Eduard Trojanowskij przystępował do trzeciej obrony pasów IBF i IBO. Na jego drodze stanął niepokonany w dwudziestu walkach reprezentant Namibii, Julius Indongo, który jednak na arenach zagranicznych pozostawał postacią anonimową. Zlekceważenie "Niebieskiej Maszyny" kosztowało jednak drogo Rosjanina.
Od początku pięściarz z Afryki boksujący z odwrotnej pozycji nastawił się na mocny lewy sierpowy. Po zaledwie czterdziestu sekundach pierwszej rundy wypalił właśnie takim ciosem, a gospodarz padł jak rażony piorunem.

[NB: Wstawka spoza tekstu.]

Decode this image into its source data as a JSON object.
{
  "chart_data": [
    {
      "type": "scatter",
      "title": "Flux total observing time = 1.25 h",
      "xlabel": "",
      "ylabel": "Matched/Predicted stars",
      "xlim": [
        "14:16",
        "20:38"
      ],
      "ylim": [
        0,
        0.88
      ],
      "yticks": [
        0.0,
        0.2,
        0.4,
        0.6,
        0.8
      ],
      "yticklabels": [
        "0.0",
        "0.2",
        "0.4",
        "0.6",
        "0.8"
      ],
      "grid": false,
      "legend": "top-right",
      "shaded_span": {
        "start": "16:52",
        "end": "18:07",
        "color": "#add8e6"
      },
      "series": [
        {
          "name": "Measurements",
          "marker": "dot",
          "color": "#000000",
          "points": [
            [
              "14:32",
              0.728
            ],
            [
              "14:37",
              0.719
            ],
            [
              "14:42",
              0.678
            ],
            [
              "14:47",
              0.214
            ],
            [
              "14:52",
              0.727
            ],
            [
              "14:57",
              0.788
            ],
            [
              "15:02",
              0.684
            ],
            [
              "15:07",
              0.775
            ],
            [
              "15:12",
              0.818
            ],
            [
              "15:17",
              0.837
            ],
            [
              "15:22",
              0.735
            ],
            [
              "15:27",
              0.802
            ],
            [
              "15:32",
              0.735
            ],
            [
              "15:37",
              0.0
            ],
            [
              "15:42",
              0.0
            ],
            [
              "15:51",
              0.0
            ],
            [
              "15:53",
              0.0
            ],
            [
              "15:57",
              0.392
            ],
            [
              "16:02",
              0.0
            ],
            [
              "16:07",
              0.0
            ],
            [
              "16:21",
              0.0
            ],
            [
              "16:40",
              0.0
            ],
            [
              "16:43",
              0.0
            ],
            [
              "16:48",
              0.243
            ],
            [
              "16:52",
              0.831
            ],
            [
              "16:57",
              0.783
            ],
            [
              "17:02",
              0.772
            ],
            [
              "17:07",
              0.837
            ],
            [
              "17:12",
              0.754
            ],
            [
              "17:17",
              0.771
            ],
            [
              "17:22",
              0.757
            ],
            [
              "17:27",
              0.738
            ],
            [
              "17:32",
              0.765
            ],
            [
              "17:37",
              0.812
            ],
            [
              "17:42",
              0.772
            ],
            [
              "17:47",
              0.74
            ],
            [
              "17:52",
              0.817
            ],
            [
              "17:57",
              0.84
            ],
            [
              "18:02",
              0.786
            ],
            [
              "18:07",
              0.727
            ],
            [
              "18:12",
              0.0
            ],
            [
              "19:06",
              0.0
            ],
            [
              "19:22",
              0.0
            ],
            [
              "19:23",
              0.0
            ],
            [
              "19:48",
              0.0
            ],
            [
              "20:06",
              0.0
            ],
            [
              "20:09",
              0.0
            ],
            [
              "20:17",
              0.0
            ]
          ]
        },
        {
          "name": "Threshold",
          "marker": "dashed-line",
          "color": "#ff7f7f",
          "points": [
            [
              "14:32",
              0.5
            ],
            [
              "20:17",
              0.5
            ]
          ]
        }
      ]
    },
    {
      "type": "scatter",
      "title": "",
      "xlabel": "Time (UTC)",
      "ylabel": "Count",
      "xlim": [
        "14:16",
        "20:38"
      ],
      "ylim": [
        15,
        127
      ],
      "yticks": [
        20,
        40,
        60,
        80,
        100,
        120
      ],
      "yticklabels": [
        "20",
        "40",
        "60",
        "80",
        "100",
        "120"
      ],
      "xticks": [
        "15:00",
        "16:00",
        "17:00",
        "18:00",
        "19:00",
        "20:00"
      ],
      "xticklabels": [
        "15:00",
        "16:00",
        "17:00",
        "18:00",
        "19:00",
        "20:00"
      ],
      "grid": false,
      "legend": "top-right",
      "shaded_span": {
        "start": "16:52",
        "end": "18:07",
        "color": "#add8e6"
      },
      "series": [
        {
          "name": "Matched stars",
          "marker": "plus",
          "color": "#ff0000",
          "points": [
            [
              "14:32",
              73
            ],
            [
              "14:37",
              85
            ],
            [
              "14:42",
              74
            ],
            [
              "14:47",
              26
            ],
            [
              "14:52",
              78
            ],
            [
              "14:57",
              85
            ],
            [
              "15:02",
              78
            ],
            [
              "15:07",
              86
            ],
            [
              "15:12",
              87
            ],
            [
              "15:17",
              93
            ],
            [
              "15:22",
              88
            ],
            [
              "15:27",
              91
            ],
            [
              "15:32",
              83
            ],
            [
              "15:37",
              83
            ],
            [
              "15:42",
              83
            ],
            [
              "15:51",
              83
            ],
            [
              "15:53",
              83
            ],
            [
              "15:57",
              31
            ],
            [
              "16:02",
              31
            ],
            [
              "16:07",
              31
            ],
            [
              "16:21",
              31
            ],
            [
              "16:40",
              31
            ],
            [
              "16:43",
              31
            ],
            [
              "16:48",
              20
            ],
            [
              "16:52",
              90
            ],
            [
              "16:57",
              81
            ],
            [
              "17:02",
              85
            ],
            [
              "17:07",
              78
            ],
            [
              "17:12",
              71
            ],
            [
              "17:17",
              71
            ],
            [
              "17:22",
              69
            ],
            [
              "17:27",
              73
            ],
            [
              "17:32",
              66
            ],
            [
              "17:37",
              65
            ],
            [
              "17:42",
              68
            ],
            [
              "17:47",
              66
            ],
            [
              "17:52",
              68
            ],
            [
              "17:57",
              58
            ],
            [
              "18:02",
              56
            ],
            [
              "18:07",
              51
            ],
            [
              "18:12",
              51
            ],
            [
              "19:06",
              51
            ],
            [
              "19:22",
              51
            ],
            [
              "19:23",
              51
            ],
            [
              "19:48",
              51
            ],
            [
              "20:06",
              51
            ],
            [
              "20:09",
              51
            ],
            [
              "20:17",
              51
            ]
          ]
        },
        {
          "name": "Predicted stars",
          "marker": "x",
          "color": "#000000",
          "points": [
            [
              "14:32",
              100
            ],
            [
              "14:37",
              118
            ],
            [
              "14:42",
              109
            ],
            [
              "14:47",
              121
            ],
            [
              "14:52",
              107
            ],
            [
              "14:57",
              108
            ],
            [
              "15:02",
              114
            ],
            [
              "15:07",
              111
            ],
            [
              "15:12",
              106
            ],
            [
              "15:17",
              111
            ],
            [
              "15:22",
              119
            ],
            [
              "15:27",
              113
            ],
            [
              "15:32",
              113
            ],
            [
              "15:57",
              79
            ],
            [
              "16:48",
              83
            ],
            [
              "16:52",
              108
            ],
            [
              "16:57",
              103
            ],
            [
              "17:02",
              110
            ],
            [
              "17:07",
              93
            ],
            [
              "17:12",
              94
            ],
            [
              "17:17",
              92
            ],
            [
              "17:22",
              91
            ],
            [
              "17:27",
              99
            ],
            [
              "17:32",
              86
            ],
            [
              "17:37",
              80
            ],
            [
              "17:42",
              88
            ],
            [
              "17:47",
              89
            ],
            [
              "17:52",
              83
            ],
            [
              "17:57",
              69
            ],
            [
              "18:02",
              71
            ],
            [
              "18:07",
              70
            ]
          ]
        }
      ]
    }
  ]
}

Kibice zgromadzeni w moskiewskim "Pałacu Lodowym" byli zszokowani. Trojanowskij przez kilkadziesiąt sekund nie podnosił się z maty ringu, choć nie stracił przytomności. Natychmiast zajęli się nim lekarze.
Dla Indongo, nowo koronowanego czempiona, to była dopiero pierwsza potyczka poza granicami rodzinnej Namibii. Kariera 33-latka eksplodowała i zapewne lada moment czekają go kolejne ciekawe wyzwania.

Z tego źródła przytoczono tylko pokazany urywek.